Disturbed supply chain disruptions by manufacturers and retailers around the world are likely to work themselves out in the next few months, the chief executives of the largest banks in the United States have said.
“It won’t be a problem at all next year,” said Jamie Dimon, chief executive of JPMorgan Chase, at the Institute of International Finance conference this week. “It’s the worst part of it and the great market system will adjust for it.”
Nevertheless, the chief executives of Bank of America and Wells Fargo admitted in comments at the IIF conference that they had initially underestimated how much labor and equipment shortages would worsen the global supply chain.
“Six months ago when it was raised to me by clients across the country. . . You never thought it would get so bad, “Bank of America chief executive Brian Moynihan said on Tuesday.
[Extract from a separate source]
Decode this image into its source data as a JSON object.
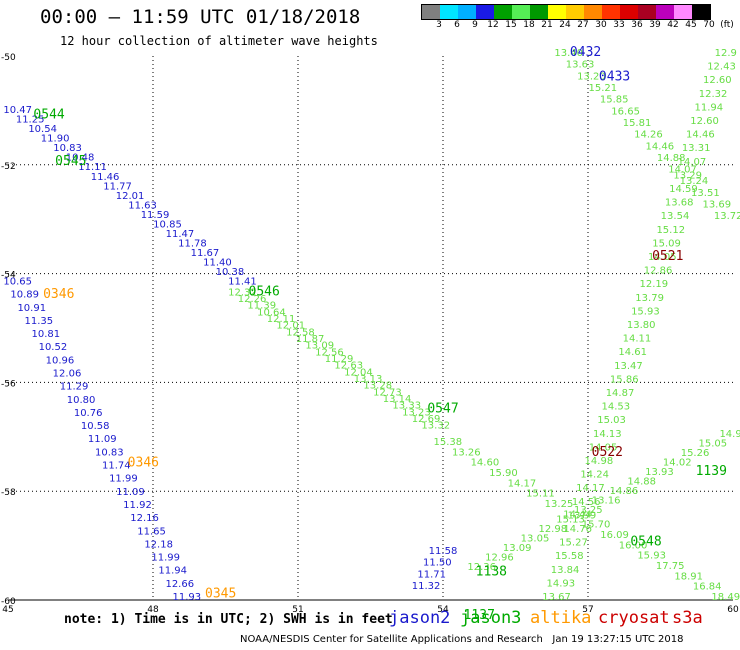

Charlie Schoff, chief executive of Wells Fargo, expressed similar surprise at the extent of the disruption, but said he believed the problems were “temporary”.
The Wall Street comments come as the Biden administration is increasingly concerned that disruption of the supply chain could affect economic recovery.
The White House created a supply chain disruption taskforce in June to try to address some backlogs, from transportation to food processing and semiconductors, but the trend has not reversed.
As a sign of growing concern about the disruption, President Joe Biden will meet with top officials and other stakeholders on Wednesday to discuss “a concerted effort to remove the barriers to global transport supply discipline.”
Banks such as JPMorgan and Wells Fargo are in constant contact with commercial clients through their large commercial financing and cash management businesses, which has kept them close to the pulse of their economic threat.
“I think we understand the complex interconnection of the global supply chain and that way. People probably don’t do it more broadly,” Scarf said. Trying to add to inventory very quickly. “
Backlogs in factory, port and trucking displays have been wreaking havoc on the supply chain since the end of last year, when consumer demand from the depths of the epidemic re-emerged, dramatically surpassing supply. This trend, including labor shortages, has contributed to a significant increase in transportation costs.
Retailers responded by creating stocks, resulting in ballooning inventory and off-season promotional sales.
Moynihan said it would be too early to say whether the deficit would lead to a price increase that makes the products unreasonable: “This is a serious concern right now.”